Mitt Romney, the presumptive Republican nominee, is difficult to peg. I’m not sure that he is interested in governing based on his track record here in Massachusetts while Governor. Romney spent large hunks of his time running for President and not showing much interest in the state. He seems to understand capitalism as practiced by companies like Bain Capital, but is really uninterested in what goes on with ordinary middle class and the working poor. He can’t seem to hit the right notes and for the left is all too often the butt of jokes. Here are two.
Dan Wasserman on Mitt and Harvard.
Then there is Calvin Trillin.
The Republican National Committee Selects a Campaign Slogan
Our slogan’s been chosen.
We think it’s a hit.
We’ll shout from the rafters,
“We settle for Mitt!”
There is the dog on the roof, the liking to fire people, etc. etc. etc.
But he is going to be the nominee for the Republicans and we need to find out what we can take seriously. Greg Sargent writing in the Washington Post’s Plum Line blog took at stab at it today.

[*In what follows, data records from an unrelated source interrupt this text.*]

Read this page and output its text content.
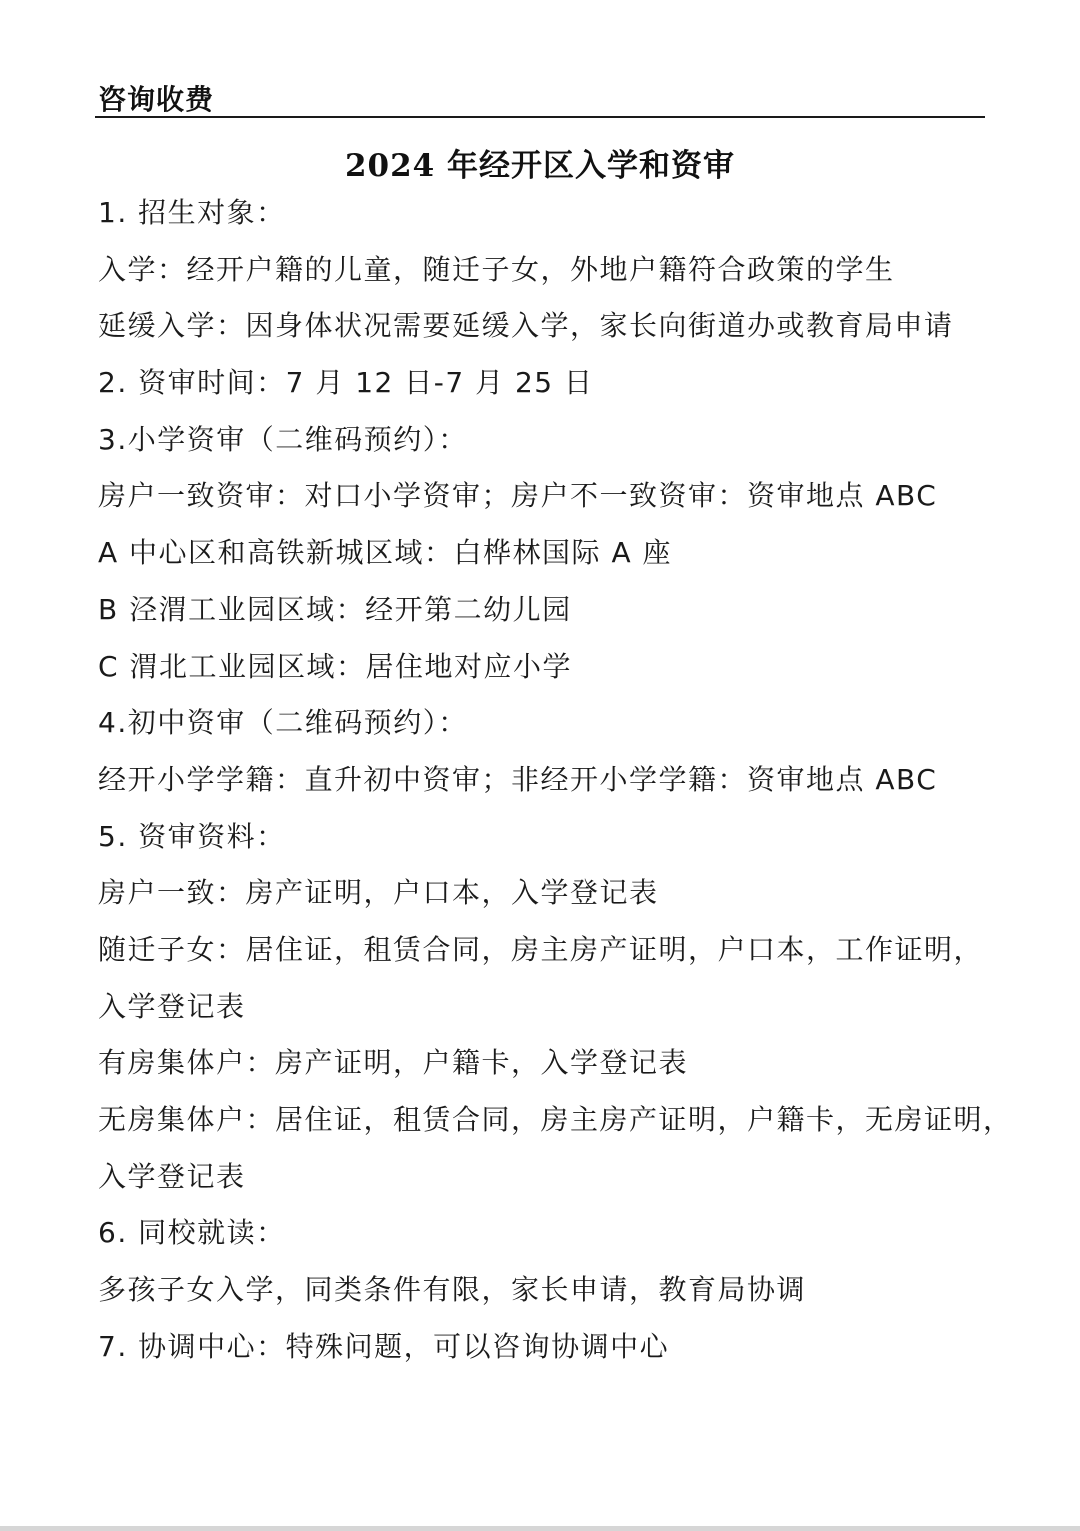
咨询收费
2024 年经开区入学和资审
1. 招生对象：
入学：经开户籍的儿童，随迁子女，外地户籍符合政策的学生
延缓入学：因身体状况需要延缓入学，家长向街道办或教育局申请
2. 资审时间：7 月 12 日-7 月 25 日
3.小学资审（二维码预约）：
房户一致资审：对口小学资审；房户不一致资审：资审地点 ABC
A 中心区和高铁新城区域：白桦林国际 A 座
B 泾渭工业园区域：经开第二幼儿园
C 渭北工业园区域：居住地对应小学
4.初中资审（二维码预约）：
经开小学学籍：直升初中资审；非经开小学学籍：资审地点 ABC
5. 资审资料：
房户一致：房产证明，户口本，入学登记表
随迁子女：居住证，租赁合同，房主房产证明，户口本，工作证明，
入学登记表
有房集体户：房产证明，户籍卡，入学登记表
无房集体户：居住证，租赁合同，房主房产证明，户籍卡，无房证明，
入学登记表
6. 同校就读：
多孩子女入学，同类条件有限，家长申请，教育局协调
7. 协调中心：特殊问题，可以咨询协调中心
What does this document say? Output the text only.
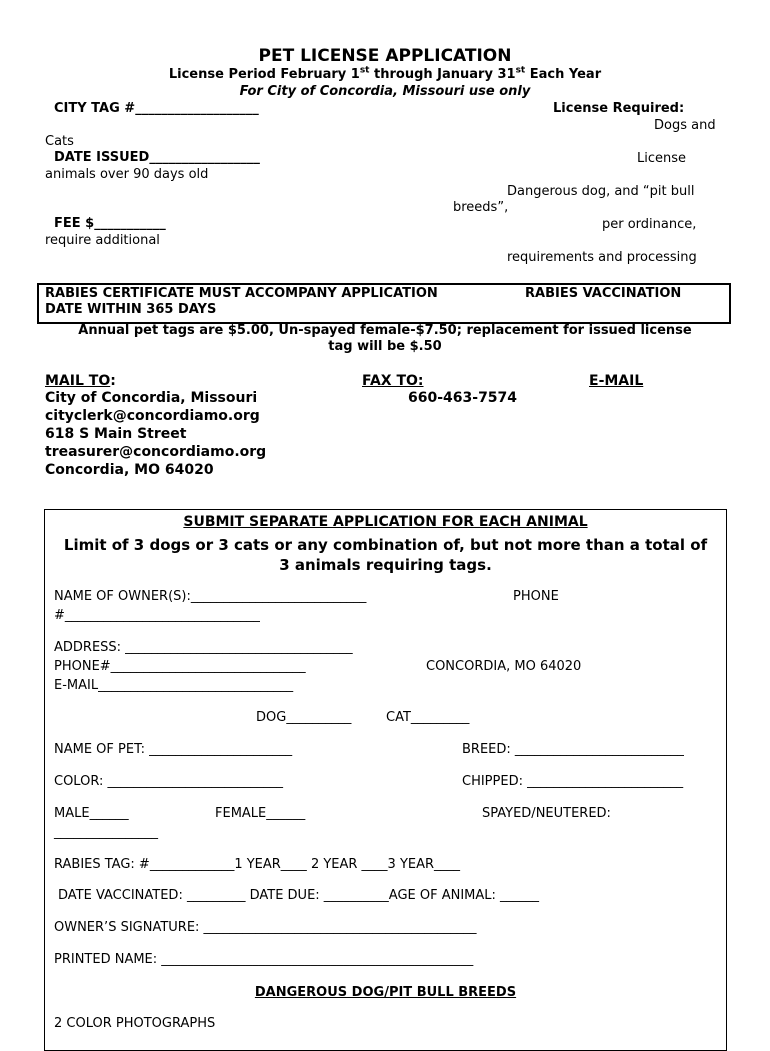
PET LICENSE APPLICATION
License Period February 1st through January 31st Each Year
For City of Concordia, Missouri use only
CITY TAG #___________________	License Required:
Dogs and
Cats
DATE ISSUED_________________	License
animals over 90 days old
Dangerous dog, and “pit bull
breeds”,
FEE $___________	per ordinance,
require additional
requirements and processing
RABIES CERTIFICATE MUST ACCOMPANY APPLICATION	RABIES VACCINATION
DATE WITHIN 365 DAYS
Annual pet tags are $5.00, Un-spayed female-$7.50; replacement for issued license
tag will be $.50
MAIL TO:	FAX TO:	E-MAIL
City of Concordia, Missouri	660-463-7574
cityclerk@concordiamo.org
618 S Main Street
treasurer@concordiamo.org
Concordia, MO 64020
SUBMIT SEPARATE APPLICATION FOR EACH ANIMAL
Limit of 3 dogs or 3 cats or any combination of, but not more than a total of
3 animals requiring tags.
NAME OF OWNER(S):___________________________	PHONE
#______________________________
ADDRESS: ___________________________________
PHONE#______________________________	CONCORDIA, MO 64020
E-MAIL______________________________
DOG__________	CAT_________
NAME OF PET: ______________________	BREED: __________________________
COLOR: ___________________________	CHIPPED: ________________________
MALE______	FEMALE______	SPAYED/NEUTERED:
________________
RABIES TAG: #_____________1 YEAR____ 2 YEAR ____3 YEAR____
DATE VACCINATED: _________ DATE DUE: __________AGE OF ANIMAL: ______
OWNER’S SIGNATURE: __________________________________________
PRINTED NAME: ________________________________________________
DANGEROUS DOG/PIT BULL BREEDS
2 COLOR PHOTOGRAPHS
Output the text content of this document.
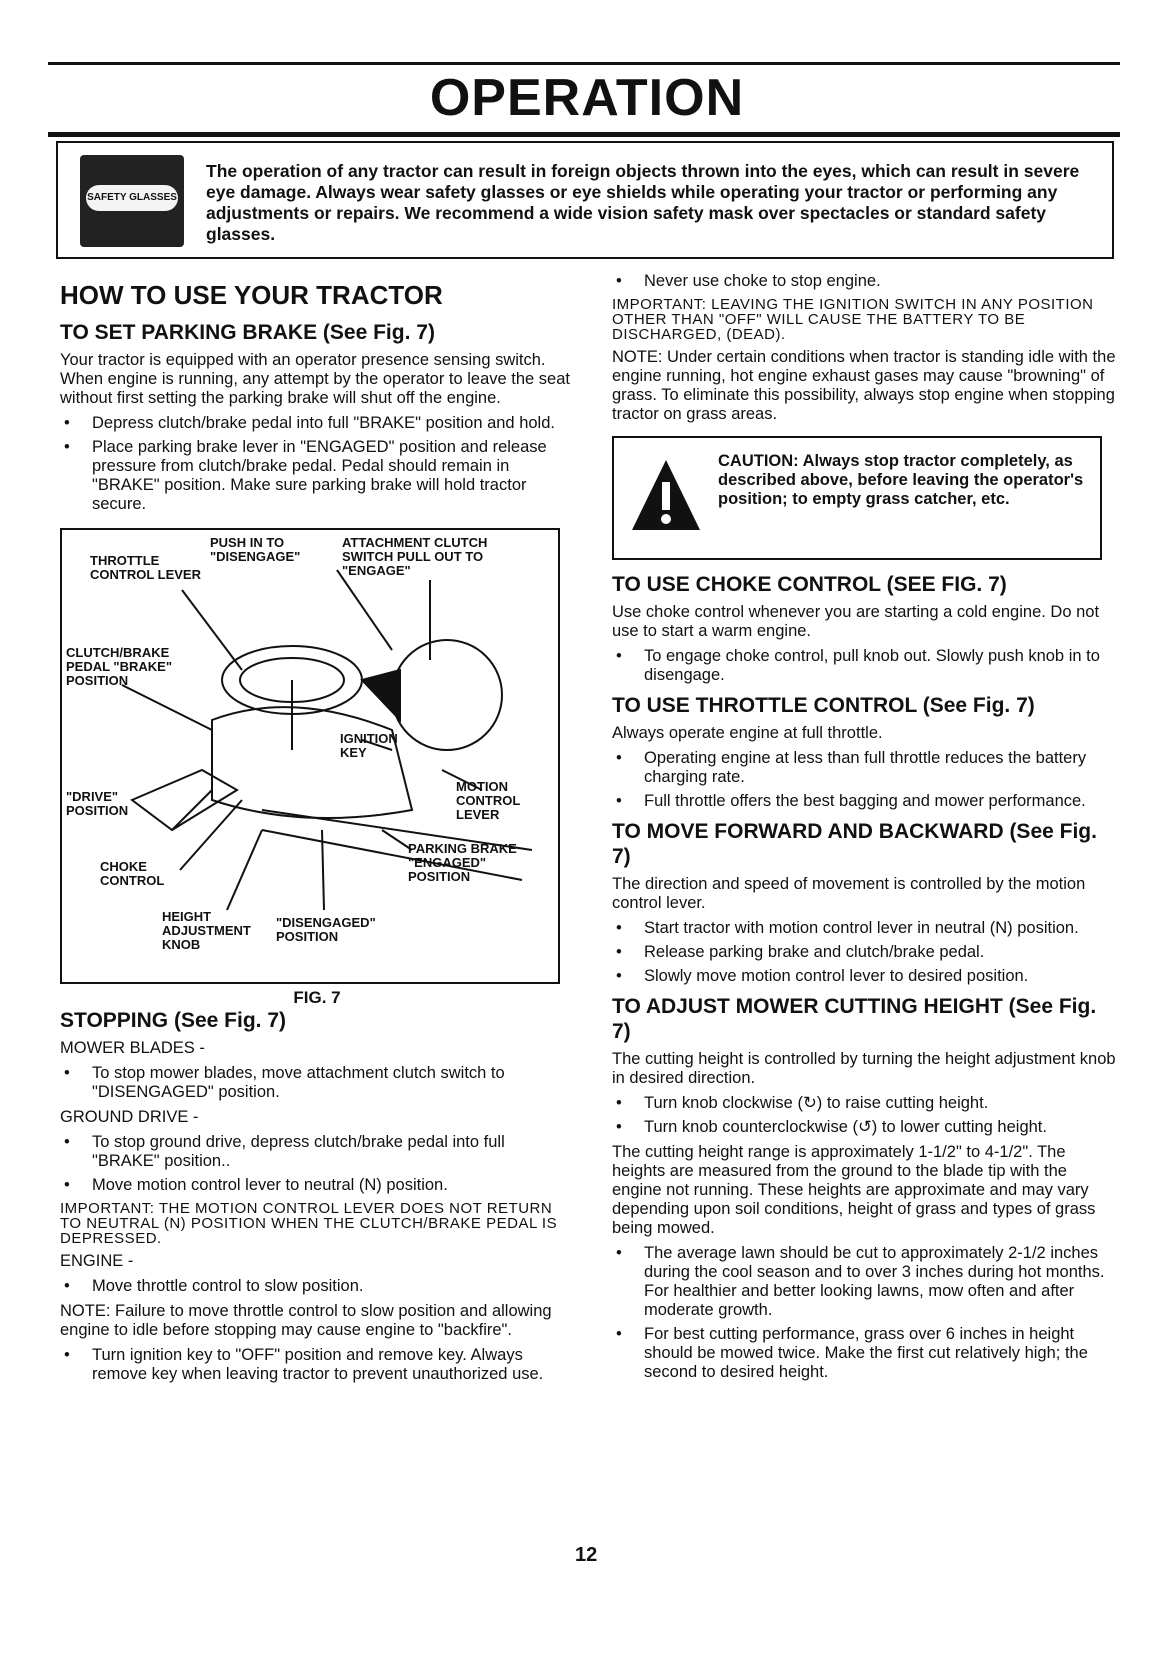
OPERATION
SAFETY GLASSES
The operation of any tractor can result in foreign objects thrown into the eyes, which can result in severe eye damage. Always wear safety glasses or eye shields while operating your tractor or performing any adjustments or repairs. We recommend a wide vision safety mask over spectacles or standard safety glasses.
HOW TO USE YOUR TRACTOR
TO SET PARKING BRAKE (See Fig. 7)

Your tractor is equipped with an operator presence sensing switch. When engine is running, any attempt by the operator to leave the seat without first setting the parking brake will shut off the engine.

• Depress clutch/brake pedal into full "BRAKE" position and hold.
• Place parking brake lever in "ENGAGED" position and release pressure from clutch/brake pedal. Pedal should remain in "BRAKE" position. Make sure parking brake will hold tractor secure.
PUSH IN TO "DISENGAGE"
ATTACHMENT CLUTCH SWITCH PULL OUT TO "ENGAGE"
THROTTLE CONTROL LEVER
CLUTCH/BRAKE PEDAL "BRAKE" POSITION
IGNITION KEY
"DRIVE" POSITION
MOTION CONTROL LEVER
PARKING BRAKE "ENGAGED" POSITION
CHOKE CONTROL
HEIGHT ADJUSTMENT KNOB
"DISENGAGED" POSITION
FIG. 7
STOPPING (See Fig. 7)

MOWER BLADES -

• To stop mower blades, move attachment clutch switch to "DISENGAGED" position.

GROUND DRIVE -

• To stop ground drive, depress clutch/brake pedal into full "BRAKE" position..
• Move motion control lever to neutral (N) position.

IMPORTANT: THE MOTION CONTROL LEVER DOES NOT RETURN TO NEUTRAL (N) POSITION WHEN THE CLUTCH/BRAKE PEDAL IS DEPRESSED.

ENGINE -

• Move throttle control to slow position.

NOTE: Failure to move throttle control to slow position and allowing engine to idle before stopping may cause engine to "backfire".

• Turn ignition key to "OFF" position and remove key. Always remove key when leaving tractor to prevent unauthorized use.
• Never use choke to stop engine.

IMPORTANT: LEAVING THE IGNITION SWITCH IN ANY POSITION OTHER THAN "OFF" WILL CAUSE THE BATTERY TO BE DISCHARGED, (DEAD).

NOTE: Under certain conditions when tractor is standing idle with the engine running, hot engine exhaust gases may cause "browning" of grass. To eliminate this possibility, always stop engine when stopping tractor on grass areas.

CAUTION: Always stop tractor completely, as described above, before leaving the operator's position; to empty grass catcher, etc.
TO USE CHOKE CONTROL (SEE FIG. 7)

Use choke control whenever you are starting a cold engine. Do not use to start a warm engine.

• To engage choke control, pull knob out. Slowly push knob in to disengage.
TO USE THROTTLE CONTROL (See Fig. 7)

Always operate engine at full throttle.

• Operating engine at less than full throttle reduces the battery charging rate.
• Full throttle offers the best bagging and mower performance.
TO MOVE FORWARD AND BACKWARD (See Fig. 7)

The direction and speed of movement is controlled by the motion control lever.

• Start tractor with motion control lever in neutral (N) position.
• Release parking brake and clutch/brake pedal.
• Slowly move motion control lever to desired position.
TO ADJUST MOWER CUTTING HEIGHT (See Fig. 7)

The cutting height is controlled by turning the height adjustment knob in desired direction.

• Turn knob clockwise (↻) to raise cutting height.
• Turn knob counterclockwise (↺) to lower cutting height.

The cutting height range is approximately 1-1/2" to 4-1/2". The heights are measured from the ground to the blade tip with the engine not running. These heights are approximate and may vary depending upon soil conditions, height of grass and types of grass being mowed.

• The average lawn should be cut to approximately 2-1/2 inches during the cool season and to over 3 inches during hot months. For healthier and better looking lawns, mow often and after moderate growth.
• For best cutting performance, grass over 6 inches in height should be mowed twice. Make the first cut relatively high; the second to desired height.
12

A few days ago, Mitt Romney chatted with a bunch of firefighters, who told him about their struggles in the Obama economy. As Romney recalled it: “I asked the firefighters I was meeting with, about 15 or them, how many had had to take another job to make ends meet, and almost every one of them had.”
Of course, firefighters are public sector workers. And Romney has said that public sector workers are getting paid too much, not that they’re getting paid too little. As Jonathan Chait puts it:
Romney’s position is that these fine public servants are luxuriating in excessive pay, a fact that, unlike swelling income inequality, constitutes a major source of unfairness in American life. (“We will stop the unfairness of government workers getting better pay and benefits than the taxpayers they serve,” he said last week.)
This is actually a policy flashpoint between the two parties. Public employment has cratered in recent years, with public sector jobs continuing to decline even as private sector jobs rebound, exerting a continued drag on the sluggish recovery. Obama’s position is that the federal government ought to provide aid to state governments to rehire some of the laid-off teachers, cops, and firefighters. Republicans oppose this. Romney seems to have forgotten that the firefighters he came face-to-face with are one category of Americans whose economic pain he’s supposed to be in favor of.
Steve Benen takes this further, adding that the episode and the attendant contradiction reveal the failure of Romney’s “transactional politics.” Romney is looking to take things away from public sector workers, students who rely on Pell Grants, those who rely on entitlements and government programs that might be cut, and the like:
His is an agenda of austerity, a sharp reduction in public investments, and hostility towards government activism in general. In a transactional sense, Romney has to hope most voters aren’t looking to make a traditional electoral trade, because he doesn’t intend to give them anything.
What we can take seriously is that Mitt doesn’t care about anyone who isn’t rich. We can take seriously that he and today’s Republican Party want to take women back to the 1950’s and even further. We need to wake up to the fact that today’s Republican Party offers the 99% nothing. We need to take Mitt at his word and vote for him at our peril.